Friday, 18 January 2013

New Beginnings: Star Wars #1 (Dark Horse)

This week we open the pages of the first new Star Wars title since the Disney takeover of Lucasfilm, although it is most likely to have been penned before the billions changed bank accounts.

This new title opens with a three part story called 'In The Shadow Of Yavin,' written by Brian Wood. It’s designed so that it fits in with the Original Trilogy and to pull readers in it bills itself as “Classic Characters, All-New Star Wars!” So the question is really where along the timeline does it sit?

For the casual reader, there is a direction on where the story fits as well. In The Shadow Of Yavin is set after Star Wars IV: A New Hope, which is quite important when you think about the mood and emotional states of the main characters. Potentially this may also fill in plot holes that fans of the films may have wondered about, but it will also have to stay within the realms of believability.

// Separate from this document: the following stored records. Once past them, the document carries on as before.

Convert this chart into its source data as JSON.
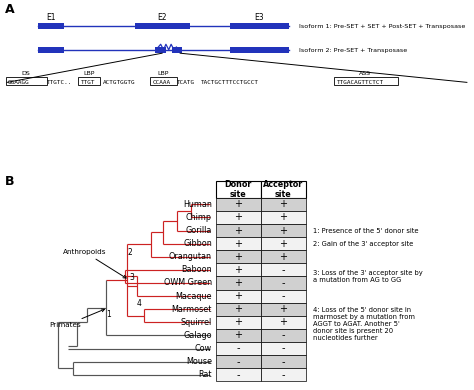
{
  "isoform1_text": "Isoform 1: Pre-SET + SET + Post-SET + Transposase",
  "isoform2_text": "Isoform 2: Pre-SET + Transposase",
  "species": [
    "Human",
    "Chimp",
    "Gorilla",
    "Gibbon",
    "Orangutan",
    "Baboon",
    "OWM Green",
    "Macaque",
    "Marmoset",
    "Squirrel",
    "Galago",
    "Cow",
    "Mouse",
    "Rat"
  ],
  "donor": [
    "+",
    "+",
    "+",
    "+",
    "+",
    "+",
    "+",
    "+",
    "+",
    "+",
    "+",
    "-",
    "-",
    "-"
  ],
  "acceptor": [
    "+",
    "+",
    "+",
    "+",
    "+",
    "-",
    "-",
    "-",
    "+",
    "+",
    "-",
    "-",
    "-",
    "-"
  ],
  "shaded_rows": [
    0,
    2,
    4,
    6,
    8,
    10,
    12
  ],
  "note1": "1: Presence of the 5' donor site",
  "note2": "2: Gain of the 3' acceptor site",
  "note3": "3: Loss of the 3' acceptor site by\na mutation from AG to GG",
  "note4": "4: Loss of the 5' donor site in\nmarmoset by a mutation from\nAGGT to AGAT. Another 5'\ndonor site is present 20\nnucleotides further",
  "blue": "#2233BB",
  "red": "#CC2222",
  "dgray": "#555555",
  "lgray": "#999999"
}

Due to the huge notoriety of the films, there is no real attempt to introduce the characters; they’re almost household names in their own rights after all! The action begins right away. Searching for a site for the new Rebel base, Wedge, Luke and Leia are in the Dominus Sector of the Outer Rim, far from anything when they are attacked by a seemingly well-informed Imperial force.

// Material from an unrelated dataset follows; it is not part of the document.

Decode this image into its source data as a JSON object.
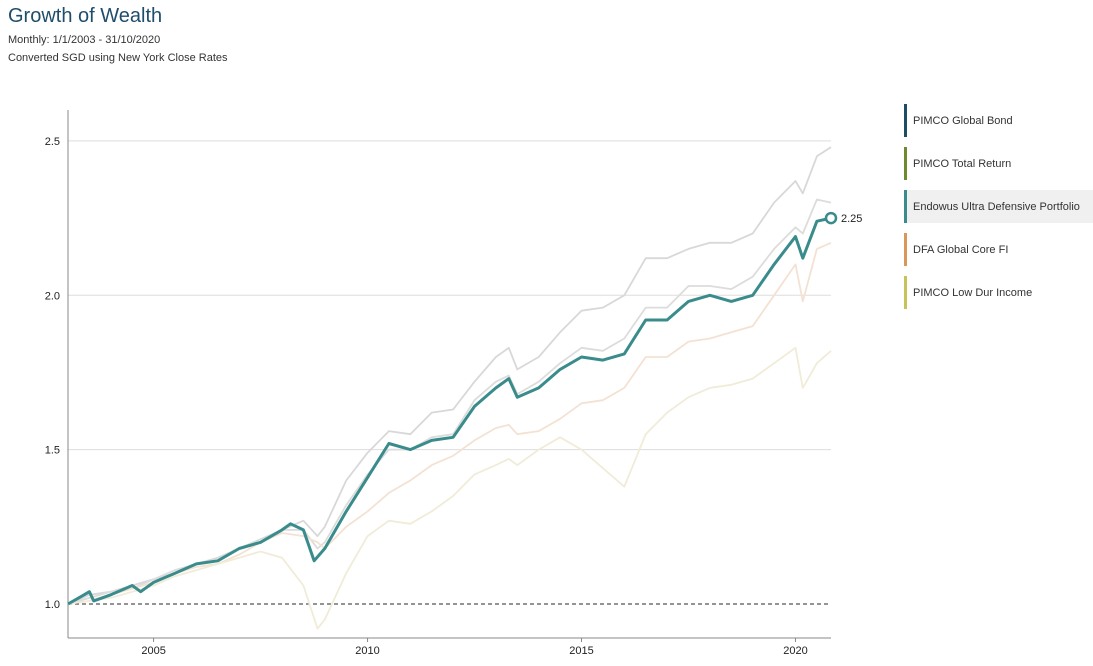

After being downed on the planet and saving her own life, Leia has her X-Wing repaired and a return to the fleet segways into the loveable rogue Han Solo and his faithful Wookie also returning to the Alliance. With the exception of using a written crowbar to lever these two into the issue, this piece has no bearing on the limited story. It’s simply living up to the claims on the front of the cover that all the big names are there which is a bit of a shame.

Leia on the other hand is the crux of the storyline - directed to create her own special team to find the spy in their midst. This needed to be introduced quicker I felt. We are already a third of the way through this first story arc and I am worried that the other two issues may feel rushed as a result.

The final big part of this issue is the introduction of Darth Vader into the mix. Fresh from his humiliating defeat through the lack of covering a simple exhaust port, he is stripped of his command and urged to redeem himself. Once again, Vader felt very much a periphery character to me and there has to be much more to come.

The artwork has been given to us by Carlos D’Anda and I really liked it. Very smooth and clean lines full of detail and depth. The likenesses to all the familiar characters are strong - this is the best Harrison Ford and Mark Hamill have looked in years (far better than his depiction in Mark Millar’s Secret Service)!

A lot of time has been taken to create a faithful representation of the films which people will either love or obsess over. The only panel that bothered me for some reason though was when we saw a deflated Vader leave his ship; he just didn’t look the part. The depiction of him reminded me very much of the striding poses we often see Cyclops or Cable in (maybe it’s a Summers thing!)

Due to the timeline there are some very obvious restraints that Wood has to work with, but I hope he does well. For this reason it’ll be an interesting title to follow. The story hasn’t completely grabbed me yet but as a gateway story into something bigger it could be well worth getting on board from the outset.